Na zona norte do país, apareceu Vitinha, filho de Vítor Manuel, um médio que fez quase 200 jogos na Liga Portugal, a maioria pelo clube da região, o Desportivo das Aves. Uma carreira que cedo se percebeu que não teria paralelo com o patamar que Vitinha poderia vir a atingir como jogador profissional.
O talento precoce foi detetado pelo FC Porto, que começou a construir aquela que seria, muito provavelmente, a melhor geração de jovens da história do clube. Com apenas 11 anos, Vitinha, que na altura até era adepto do Benfica, já vestia de azul e branco, juntamente com jogadores como João Mário e Fábio Vieira.

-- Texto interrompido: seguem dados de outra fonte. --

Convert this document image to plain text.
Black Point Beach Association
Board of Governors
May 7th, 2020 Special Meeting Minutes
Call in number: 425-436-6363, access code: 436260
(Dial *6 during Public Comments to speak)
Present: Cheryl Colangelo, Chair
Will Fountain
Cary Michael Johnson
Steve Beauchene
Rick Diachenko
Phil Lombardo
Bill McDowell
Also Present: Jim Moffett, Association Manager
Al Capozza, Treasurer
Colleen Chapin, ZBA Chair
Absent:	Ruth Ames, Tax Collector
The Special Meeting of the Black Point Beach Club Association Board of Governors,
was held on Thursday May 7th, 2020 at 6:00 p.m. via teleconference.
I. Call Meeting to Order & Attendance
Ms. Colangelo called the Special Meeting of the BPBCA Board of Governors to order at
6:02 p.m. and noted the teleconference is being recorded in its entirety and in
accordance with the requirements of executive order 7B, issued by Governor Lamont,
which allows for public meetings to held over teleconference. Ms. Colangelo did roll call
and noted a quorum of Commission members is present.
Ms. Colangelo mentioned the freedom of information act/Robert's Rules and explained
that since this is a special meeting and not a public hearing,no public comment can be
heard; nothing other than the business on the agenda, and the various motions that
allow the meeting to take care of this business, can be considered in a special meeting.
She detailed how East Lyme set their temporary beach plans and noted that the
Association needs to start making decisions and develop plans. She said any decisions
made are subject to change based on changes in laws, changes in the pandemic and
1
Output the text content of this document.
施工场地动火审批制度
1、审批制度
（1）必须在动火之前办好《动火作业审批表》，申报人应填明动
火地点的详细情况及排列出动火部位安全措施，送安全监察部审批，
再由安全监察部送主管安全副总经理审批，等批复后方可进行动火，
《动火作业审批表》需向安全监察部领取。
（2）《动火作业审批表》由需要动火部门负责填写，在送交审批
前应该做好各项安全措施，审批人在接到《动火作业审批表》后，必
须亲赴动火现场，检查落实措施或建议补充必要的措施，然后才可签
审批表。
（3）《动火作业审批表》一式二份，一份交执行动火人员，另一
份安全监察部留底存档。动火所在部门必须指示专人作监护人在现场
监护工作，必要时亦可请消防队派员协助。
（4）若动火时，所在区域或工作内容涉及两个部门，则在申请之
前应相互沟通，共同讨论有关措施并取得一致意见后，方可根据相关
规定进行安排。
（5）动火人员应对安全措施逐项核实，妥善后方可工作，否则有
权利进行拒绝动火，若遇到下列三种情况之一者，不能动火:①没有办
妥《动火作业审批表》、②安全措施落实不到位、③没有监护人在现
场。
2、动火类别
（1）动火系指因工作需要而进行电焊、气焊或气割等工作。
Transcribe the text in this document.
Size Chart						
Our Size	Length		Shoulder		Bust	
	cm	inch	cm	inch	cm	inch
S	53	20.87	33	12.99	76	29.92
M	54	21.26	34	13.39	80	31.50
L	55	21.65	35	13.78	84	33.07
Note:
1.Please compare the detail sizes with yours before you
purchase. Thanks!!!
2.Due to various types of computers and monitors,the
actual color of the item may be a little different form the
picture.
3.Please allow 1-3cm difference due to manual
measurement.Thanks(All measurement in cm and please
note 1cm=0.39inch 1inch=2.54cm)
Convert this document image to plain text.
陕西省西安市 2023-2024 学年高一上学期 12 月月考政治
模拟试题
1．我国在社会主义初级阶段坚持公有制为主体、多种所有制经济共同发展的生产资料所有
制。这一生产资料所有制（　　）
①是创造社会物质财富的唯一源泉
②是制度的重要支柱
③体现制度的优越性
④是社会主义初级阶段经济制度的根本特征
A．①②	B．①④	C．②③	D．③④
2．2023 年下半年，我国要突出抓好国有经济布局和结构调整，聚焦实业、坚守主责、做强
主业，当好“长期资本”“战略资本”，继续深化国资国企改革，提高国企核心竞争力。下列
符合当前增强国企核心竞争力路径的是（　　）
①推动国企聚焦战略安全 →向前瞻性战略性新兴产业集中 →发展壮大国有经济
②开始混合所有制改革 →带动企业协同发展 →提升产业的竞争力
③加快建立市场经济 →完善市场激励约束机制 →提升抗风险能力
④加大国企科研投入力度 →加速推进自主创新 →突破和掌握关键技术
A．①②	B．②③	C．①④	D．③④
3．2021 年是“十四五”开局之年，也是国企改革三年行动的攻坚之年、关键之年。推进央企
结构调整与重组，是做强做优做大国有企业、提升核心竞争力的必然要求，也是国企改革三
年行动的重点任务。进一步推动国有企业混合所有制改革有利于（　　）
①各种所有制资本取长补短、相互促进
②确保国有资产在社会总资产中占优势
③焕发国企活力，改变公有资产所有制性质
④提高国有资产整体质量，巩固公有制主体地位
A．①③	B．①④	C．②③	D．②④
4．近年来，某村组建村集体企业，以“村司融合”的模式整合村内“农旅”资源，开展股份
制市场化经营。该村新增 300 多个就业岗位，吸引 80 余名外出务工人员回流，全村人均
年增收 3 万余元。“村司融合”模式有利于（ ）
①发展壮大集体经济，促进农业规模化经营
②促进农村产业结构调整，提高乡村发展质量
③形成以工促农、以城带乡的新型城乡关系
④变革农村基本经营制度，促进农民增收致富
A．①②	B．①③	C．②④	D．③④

O início de uma era que viria a terminar em ponto de rebuçado.
Numa equipa recheada de talentos (Diogo Costa, por exemplo), as capacidades de Vitinha não tardaram a sobressair, o que desde logo serviu como um claro atestado da qualidade do médio. Numa geração tão apetrechada, era difícil não ficar desde logo encantando com as qualidades deste jovem. Difícil, mas não impossível.

Apesar de ter ajudado o clube a vencer a Youth League e o título nacional de juniores, a captação de talentos do FC Porto não terá reparado naquilo que parecia estar à vista de todos. Felizmente para os dragões, o Wolverhampton também não estava atento.
Apesar de se ter destacado naquela equipa de sub-19 e dos vários elogios feitos por Rui Barros, então técnico da equipa B, Vitinha não teve tanto espaço como seria de esperar na equipa principal do FC Porto. É certo que foi promovido por Sérgio Conceição, mas depois de 12 jogos e da renovação rumou a Inglaterra de forma surpreendente, até porque a cláusula era tão baixa (20 milhões de euros) que rapidamente fez com que os adeptos azuis e brancos considerassem a decisão como "gestão danosa".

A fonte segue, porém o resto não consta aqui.